Another thing that bothered some people was that occasionally some change would add new violations in the strict detection mechanism sense, but they weren't new "in spirit" (stuff originating in headers, stuff that is a consequence of preexisting type-width / mismatch issues, etc.). Some of this was a technical limitation of the linter we were using being relatively stupid compared to clang-tidy (especially in terms of where it flagged things), but even with clang-tidy it can happen sometimes. Then gatekeepers / reviewers would refuse to accept the change under the auspices of the violation mechanism being intended to be a "ratchet" (only goes down).
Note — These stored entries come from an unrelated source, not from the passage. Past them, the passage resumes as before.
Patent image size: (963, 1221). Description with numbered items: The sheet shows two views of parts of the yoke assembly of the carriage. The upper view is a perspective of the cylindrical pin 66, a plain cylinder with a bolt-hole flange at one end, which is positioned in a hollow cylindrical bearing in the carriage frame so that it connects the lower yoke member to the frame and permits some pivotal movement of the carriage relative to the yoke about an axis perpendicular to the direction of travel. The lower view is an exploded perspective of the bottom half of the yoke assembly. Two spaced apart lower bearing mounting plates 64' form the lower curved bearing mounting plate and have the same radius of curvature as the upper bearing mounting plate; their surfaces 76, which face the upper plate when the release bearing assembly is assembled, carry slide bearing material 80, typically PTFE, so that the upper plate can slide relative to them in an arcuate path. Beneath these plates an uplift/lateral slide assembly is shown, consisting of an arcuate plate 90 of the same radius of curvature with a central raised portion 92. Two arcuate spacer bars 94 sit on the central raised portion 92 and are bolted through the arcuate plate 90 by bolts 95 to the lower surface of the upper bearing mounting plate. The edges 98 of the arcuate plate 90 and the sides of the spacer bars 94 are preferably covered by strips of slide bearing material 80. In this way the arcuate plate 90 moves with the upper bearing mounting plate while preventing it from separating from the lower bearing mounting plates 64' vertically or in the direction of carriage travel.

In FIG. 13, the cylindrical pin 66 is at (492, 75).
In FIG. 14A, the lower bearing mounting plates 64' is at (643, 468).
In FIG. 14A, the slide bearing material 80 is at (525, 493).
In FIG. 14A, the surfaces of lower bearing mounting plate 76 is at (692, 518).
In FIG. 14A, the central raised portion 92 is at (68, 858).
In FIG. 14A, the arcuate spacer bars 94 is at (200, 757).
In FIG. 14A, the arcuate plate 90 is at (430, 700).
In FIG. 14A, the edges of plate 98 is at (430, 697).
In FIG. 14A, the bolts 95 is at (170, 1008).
Again, it's more of social / political problem than a technical one as such, but it's one that has to be considered if you want to allow violations at all.
Frederik Wedel-Heinen Thu 8 Jan 2026 6:38PM
Here's a PR of your proposed first step :) https://github.com/openssl/openssl/pull/29580
Neil Horman · Fri 2 Jan 2026 2:43PM
Generally speaking, I'd be in favor of something like this, though I think we need to be very careful here how we go about it.
A few notes:
1) clang-tidy doesn't understand our template files (i.e. our perl-ified .in and .inc files). As such it seems we need to be careful to only run this linting on built trees, so we don't run afoul of any diagnostic errors for type definitions we define in generated headers.
2) We will want to be very careful about what lint checks we are willing to enable. for instance, running with only the concurrency-mt-unsafe check on my local tree reports about 150 errors indicating usafe mutithread usage, mostly centering around the getenv, strerror, and exit functions, all of which are defined in posix as MT-SAFE, so there some question in my mind as to what clang-tidy is trying to get us to do there, and what our expectations are.
3) For checks we are willing to enable, we should ensure that any enablement is only done after a run of tidy produces no errors/warnings against that check. Some of these even trivial checks above produce 1000's of errors, and I would hate to enable something like this only to have it ignored because its too much of a lift for people with follow on patches to have to clean up the mess.
I'd be in favor of doing something like:
1) Create a ci job to run clang-tidy on the source tree as part of a pull request
2) Check in a .clang-tidy file that enables 0 checks (i.e. the trivial case)
3) Create a long running issue for anyone interested to scrub the tree of various errors and enable the corresponding check.
It might make for a series of "good first issue", work efforts to expose people to the source tree, but doing broad based tree-wide cleanups.